The PLAAT family has five members: PLAAT1-5. In humans, or mice for that matter, PLAAT3 seems to be actively involved in lens fibre cells, specifically those destined to become part of the OFZ. Just before organelle degradation, PLAAT3 is rapidly directed, via its C-terminal transmembrane domain, to endomembranes that have already been partially damaged. Instead of repairing the damage as one would expect, PLAAT3 continues to tear down the membrane until the targeted organelle literally falls apart, and the debris is swept away by the cell's cleaning facilities dutifully summoned to the site. Why would a cell not resort to autophagy to wipe out its organelles, you may wonder? Energy may be the answer, and perhaps even time. Or, in a way, common sense... Autophagy would require each organelle to be engulfed within... another organelle in order to be disposed of. This is not only energy-costing but, intuitively, such a choice does not seem to pave the way to transparency. One question emerges: why does PLAAT3 not degrade the cell's membrane? Probably because specific features - other than endomembrane damage - are required to direct PLAAT3 to a given organelle.

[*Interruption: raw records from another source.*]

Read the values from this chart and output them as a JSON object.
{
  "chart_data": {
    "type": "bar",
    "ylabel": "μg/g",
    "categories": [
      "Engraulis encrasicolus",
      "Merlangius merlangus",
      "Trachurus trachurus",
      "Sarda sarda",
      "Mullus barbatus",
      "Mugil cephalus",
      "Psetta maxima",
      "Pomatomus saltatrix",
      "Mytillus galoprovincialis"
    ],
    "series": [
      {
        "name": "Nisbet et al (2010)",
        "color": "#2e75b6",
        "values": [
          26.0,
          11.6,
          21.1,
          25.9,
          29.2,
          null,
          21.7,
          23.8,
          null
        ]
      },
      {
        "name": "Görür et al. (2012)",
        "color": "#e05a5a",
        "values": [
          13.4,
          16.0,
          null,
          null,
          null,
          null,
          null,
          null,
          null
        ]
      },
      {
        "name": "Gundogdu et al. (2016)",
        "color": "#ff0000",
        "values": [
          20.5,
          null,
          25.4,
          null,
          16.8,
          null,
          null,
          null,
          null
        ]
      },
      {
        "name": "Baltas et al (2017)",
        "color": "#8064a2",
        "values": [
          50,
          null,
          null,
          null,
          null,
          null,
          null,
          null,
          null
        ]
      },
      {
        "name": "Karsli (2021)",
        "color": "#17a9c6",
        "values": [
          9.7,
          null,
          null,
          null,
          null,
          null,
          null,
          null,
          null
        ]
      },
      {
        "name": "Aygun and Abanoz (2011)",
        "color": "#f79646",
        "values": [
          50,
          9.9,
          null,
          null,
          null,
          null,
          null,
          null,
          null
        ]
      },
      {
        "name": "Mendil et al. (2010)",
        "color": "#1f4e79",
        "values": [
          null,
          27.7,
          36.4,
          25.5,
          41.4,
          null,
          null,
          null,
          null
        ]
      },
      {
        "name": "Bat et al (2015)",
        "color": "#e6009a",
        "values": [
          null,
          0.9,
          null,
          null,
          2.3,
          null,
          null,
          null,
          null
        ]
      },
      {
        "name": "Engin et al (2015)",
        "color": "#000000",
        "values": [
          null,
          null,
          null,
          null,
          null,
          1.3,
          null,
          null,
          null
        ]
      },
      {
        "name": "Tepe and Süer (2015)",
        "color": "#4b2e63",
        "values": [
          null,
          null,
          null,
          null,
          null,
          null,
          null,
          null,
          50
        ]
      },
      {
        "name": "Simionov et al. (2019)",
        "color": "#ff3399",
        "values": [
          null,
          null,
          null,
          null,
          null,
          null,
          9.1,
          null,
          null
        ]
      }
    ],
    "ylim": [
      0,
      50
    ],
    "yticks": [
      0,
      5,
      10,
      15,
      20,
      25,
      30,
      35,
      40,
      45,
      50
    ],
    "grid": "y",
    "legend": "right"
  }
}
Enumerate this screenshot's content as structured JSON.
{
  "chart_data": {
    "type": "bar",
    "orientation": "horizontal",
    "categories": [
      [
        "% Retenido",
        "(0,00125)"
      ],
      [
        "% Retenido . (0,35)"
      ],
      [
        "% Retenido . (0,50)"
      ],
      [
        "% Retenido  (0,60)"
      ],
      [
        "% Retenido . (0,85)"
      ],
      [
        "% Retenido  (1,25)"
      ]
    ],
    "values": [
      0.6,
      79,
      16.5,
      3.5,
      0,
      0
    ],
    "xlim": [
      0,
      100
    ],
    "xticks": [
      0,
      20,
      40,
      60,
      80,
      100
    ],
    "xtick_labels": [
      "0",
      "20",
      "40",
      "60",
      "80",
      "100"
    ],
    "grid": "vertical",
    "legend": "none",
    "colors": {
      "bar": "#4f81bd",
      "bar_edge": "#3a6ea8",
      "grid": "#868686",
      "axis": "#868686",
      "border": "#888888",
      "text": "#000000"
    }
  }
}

Is organelle degradation sufficient for optimum transparency? OFZ fibre cells must rely on all sorts of post-translational modifications to keep going - while nothing can be repaired or replaced! They have to count on glycolysis, for instance, since their mitochondria have been eradicated and cannot supply the cell with ATP. As a result, hordes of micro- and macromolecules are present in the cells' cytosols, which, taken together, are great scatterers and absorbers of light. Yes, but despite the usual high presence of proteins, interactions are so short and rapid that transparency is not undermined. Certainly, the eye lens and perhaps even more so the OFZ are designed in such a way that it forces admiration. The intricacy of an eye, the subtleness of the physics and biochemistry involved in sight, the communication needed between every component part, however small, makes you realise how infinitely complex and fragile eyesight is. Loss of sight - however it happens - is probably due to an impairment of either of the many pathways leading to, or sustaining, transparency, among which the doings, or undoings, of PLAAT3. Understanding the eye lens and how transparency is created could for example lead to therapies for the treatment of cataracts other than surgery, which is the only current possibility. And thank goodness for that.